По дороге Мэнникон задумался. Крокетт и Тагека Ки, располагая теми же данными, что и он, умудрялись делать выводы, которые оставались глубоко спрятанными от него, Мэнникона. «Поэтому, должно быть, они и ездят в «ланчах» и «ягуарах», — подумал он.
Телефон зазвонил в три часа утра. Чтобы поднять трубку, Мэнникону пришлось перегнуться через миссис Мэнникон, отчего она спросонья застонала. Она не любила, когда он прикасался к ней без предупреждения.
— Это Крокетт, — послышалось в трубке. — Я у Тагеки. Приезжай сюда. — Он прокричал адрес. — Живо.
Мэнникон положил трубку, выкарабкался из кровати и начал одеваться. У него была изжога по милости этого «Алекзандера».
— Ты куда? — спросила миссис Мэнникон голосом, далеко не таким сладким, как дыня.
— На совещание.
— В три утра? — Она не открывала глаза, но рот ее определенно шевелился.
— Я не смотрел на часы, — сказал Мэнникон, мысленно повторяя: «О господи, потерпи еще немножко, осталось чуть-чуть».
— Доброй ночи, Ромео, — сказала миссис Мэнникон, так и не открыв глаз.
— Это же был Сэмюэл Крокетт, — оправдывался Мэнникон, натягивая штаны.
— Гомик, — сказала миссис Мэнникон. — Я так и знала.
— Послушай, Лулу… — В конце концов Крокетт был его коллегой.
— Принеси домой немного ЛСД, — попросила миссис Мэнникон, погружаясь в сон.
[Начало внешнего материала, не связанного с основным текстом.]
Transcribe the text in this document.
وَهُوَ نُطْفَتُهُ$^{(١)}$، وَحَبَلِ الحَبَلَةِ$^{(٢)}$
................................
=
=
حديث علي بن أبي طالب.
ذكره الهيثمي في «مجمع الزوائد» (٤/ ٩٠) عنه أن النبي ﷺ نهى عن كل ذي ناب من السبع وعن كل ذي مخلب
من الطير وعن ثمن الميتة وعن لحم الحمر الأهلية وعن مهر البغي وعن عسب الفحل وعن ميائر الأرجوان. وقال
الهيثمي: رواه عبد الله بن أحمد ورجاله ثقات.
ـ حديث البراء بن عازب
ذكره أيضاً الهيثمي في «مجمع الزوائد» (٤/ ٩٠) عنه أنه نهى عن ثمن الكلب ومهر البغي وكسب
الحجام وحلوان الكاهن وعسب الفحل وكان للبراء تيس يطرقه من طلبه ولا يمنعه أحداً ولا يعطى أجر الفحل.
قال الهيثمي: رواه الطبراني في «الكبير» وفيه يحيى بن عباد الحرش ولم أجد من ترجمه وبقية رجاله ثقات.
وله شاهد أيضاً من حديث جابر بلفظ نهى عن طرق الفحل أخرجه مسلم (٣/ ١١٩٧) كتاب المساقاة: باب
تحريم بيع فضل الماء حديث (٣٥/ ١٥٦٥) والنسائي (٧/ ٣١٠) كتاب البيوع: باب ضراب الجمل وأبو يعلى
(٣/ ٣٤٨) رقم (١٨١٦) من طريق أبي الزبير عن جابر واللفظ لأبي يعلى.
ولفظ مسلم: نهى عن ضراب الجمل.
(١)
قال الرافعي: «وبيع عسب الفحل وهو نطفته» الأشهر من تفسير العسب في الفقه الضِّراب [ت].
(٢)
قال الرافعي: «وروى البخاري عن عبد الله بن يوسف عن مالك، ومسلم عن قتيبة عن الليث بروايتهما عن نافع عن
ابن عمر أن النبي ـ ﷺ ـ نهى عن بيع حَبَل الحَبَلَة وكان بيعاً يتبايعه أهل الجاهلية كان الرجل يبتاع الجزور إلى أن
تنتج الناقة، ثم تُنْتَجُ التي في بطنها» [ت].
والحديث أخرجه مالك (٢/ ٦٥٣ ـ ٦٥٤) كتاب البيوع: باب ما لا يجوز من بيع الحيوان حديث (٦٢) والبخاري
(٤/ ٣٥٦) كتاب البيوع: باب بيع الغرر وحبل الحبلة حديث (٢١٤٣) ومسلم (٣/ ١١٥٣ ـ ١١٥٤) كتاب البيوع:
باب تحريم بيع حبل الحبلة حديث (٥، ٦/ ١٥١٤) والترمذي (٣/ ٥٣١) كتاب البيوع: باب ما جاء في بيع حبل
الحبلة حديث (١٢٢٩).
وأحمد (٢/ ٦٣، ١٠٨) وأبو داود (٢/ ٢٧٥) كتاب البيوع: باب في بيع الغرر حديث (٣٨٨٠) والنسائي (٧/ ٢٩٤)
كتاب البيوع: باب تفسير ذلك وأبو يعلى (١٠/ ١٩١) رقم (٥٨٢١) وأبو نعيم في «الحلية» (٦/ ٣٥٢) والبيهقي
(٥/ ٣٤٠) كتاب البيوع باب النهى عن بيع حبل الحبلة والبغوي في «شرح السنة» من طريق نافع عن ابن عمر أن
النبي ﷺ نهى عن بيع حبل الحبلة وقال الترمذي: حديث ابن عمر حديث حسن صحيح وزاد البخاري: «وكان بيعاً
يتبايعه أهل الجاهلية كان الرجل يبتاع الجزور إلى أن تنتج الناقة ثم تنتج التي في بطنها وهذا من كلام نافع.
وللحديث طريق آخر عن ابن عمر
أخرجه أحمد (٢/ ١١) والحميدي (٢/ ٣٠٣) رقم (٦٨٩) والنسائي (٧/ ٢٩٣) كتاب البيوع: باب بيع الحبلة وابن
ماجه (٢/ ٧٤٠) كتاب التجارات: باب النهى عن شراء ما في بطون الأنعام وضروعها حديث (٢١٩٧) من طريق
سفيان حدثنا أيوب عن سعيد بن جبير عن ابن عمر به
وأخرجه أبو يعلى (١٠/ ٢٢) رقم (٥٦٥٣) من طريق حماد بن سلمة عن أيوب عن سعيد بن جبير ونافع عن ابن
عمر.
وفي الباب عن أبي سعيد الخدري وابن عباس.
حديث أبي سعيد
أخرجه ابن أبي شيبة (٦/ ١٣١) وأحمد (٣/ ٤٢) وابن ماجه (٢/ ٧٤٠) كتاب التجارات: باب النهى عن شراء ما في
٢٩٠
«Уж этого я от нее не ожидал», — подумал Мэнникон, бесшумно закрывая за собой дверь квартиры. Оба его ребенка панически боялись внезапного шума, и, как объяснил Мэнникону детский психиатр, страх этот имел глубокие корни.
Тагека Ки жил в центре, в роскошной квартире, выходящей на крышу тринадцатиэтажного здания. У подъезда стоял его «ягуар», а рядом «ланча» Крокетта. Мэнникон поставил свой «плимут» возле автомобилей коллег, подумав: «Быть может, заведу себе «феррари». Мэнникон был весьма удивлен, когда негр-дворецкий, в желтом полосатом жилете, в безукоризненно белой рубашке с массивными золотыми запонками, впустил его в квартиру. Мэнникон ожидал увидеть строгий современный интерьер, возможно в японском стиле — циновки из бамбука, подголовники из черного дерева, на стенах — акварели с изображением мостов. Но все было выдержано в стиле кантри — ситцевые шторы, ситцевые диваны, грубые скамьи, стулья с высокими спинками, некрашеные сосновые столы, лампы, сделанные из корабельных нактоузов. «Бедняга, — подумал Мэнникон, — пытается ассимилироваться».
Крокетт ждал его в гостиной, потягивая пиво и любуясь клипером при полной оснастке, вделанным в бутылку, которая стояла на камине.
— Привет, — сказал Крокетт. — Как доехал?
— Нормально, — ответил Мэнникон, потирая воспаленные глаза. — Признаться, чувствую я себя неважно. Привык спать по восемь часов, так что…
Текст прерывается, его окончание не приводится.